Autor: Katarzyna 'Bagheera' Bodziony

Lara Croft and the Guardian of Light
Nie będę się przyznawać, ile miałam lat w 1996 roku – pamiętnym roku, gdy na świat przyszła jedna z najważniejszych i najbardziej rozpoznawalnych postaci świata gier – Lara Croft. Dość powiedzieć, że nieustraszona brytyjska archeolog zrobiła na mnie wrażenie, które do dziś wywołuje sentyment na dźwięk jej imienia. Nie zmienią tego nawet najróżniejsze wzloty i upadki, jakie autorzy serii Tomb Raider zafundowali nam od tego czasu. Grę Lara Croft and the Guardian of Light, czyli najnowszą pozycję z tego cyklu, zdecydowanie można zaliczyć do wzlotów, choć na pierwszy rzut oka wydawałoby się, że jest to jedynie mini-gierka dostępna w sklepiku online, mająca wypełnić czas fanom oczekującym na premierę kolejnej, pełnowymiarowej odsłony cyklu.
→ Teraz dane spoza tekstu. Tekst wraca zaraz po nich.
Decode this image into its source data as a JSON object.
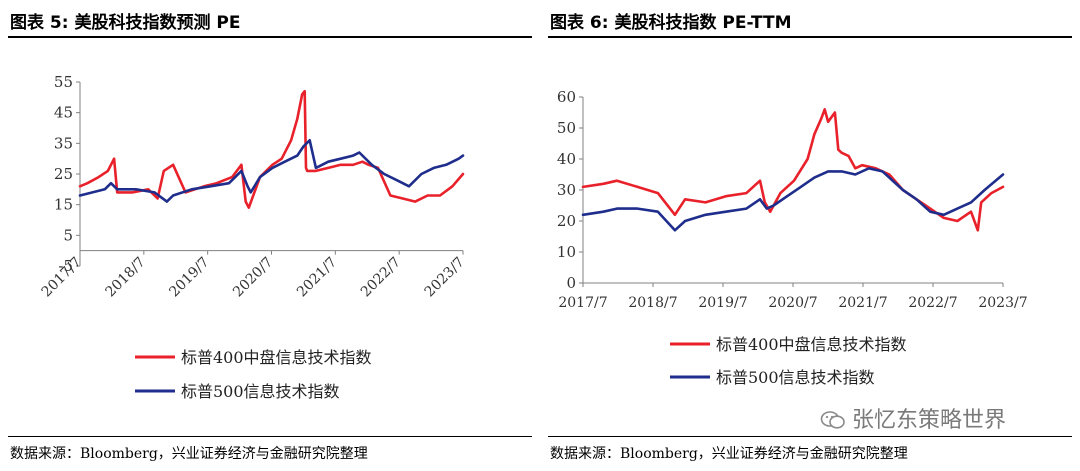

Przystawka okazuje się być pełnoprawnym daniem

Lara Croft and the Guardian of Light znacząco różni się od swoich poprzedniczek i dlatego jako pierwsza nie otrzymała w nazwie jakże rozpoznawalnego podtytułu Tomb Raider. Zapewne deweloper postanowił nieco odciąć się od kanonu serii, bo i gra nie jest kanoniczna, a z pewnością wprowadza rozwiązania, do jakich fani Lary nie są przyzwyczajeni. Już w chwili pierwszego odpalenia gry zaskoczy nas niezwykły dla tej serii rzut izometryczny, którego spodziewalibyśmy się raczej po kolejnej odsłonie Diablo czy Cywilizacji. "Jak to, a gdzie znany i lubiany widok zza pleców seksownej pani archeolog?" Jednak po momencie pierwszego zdumienia szybko okazuje się, że Lara Croft and the Guardian of Light w niczym nie ustępuje swoim "pełnym" poprzedniczkom – ta gra jest dopracowana, wciągająca i ciekawa graficznie. Umiejętnie łączy elementy walki, platformowej zręcznościówki oraz łamigłówki. Szczególnie te ostatnie są dużym plusem gry, ponieważ nie należą do banalnie prostych i zmuszają nas czasem do ruszenia głową. Nawiązują przy tym ładnie do tradycji Tomb Raidera – zapadnie, kolce i toczące się głazy będą miłe wszystkim fanom Lary.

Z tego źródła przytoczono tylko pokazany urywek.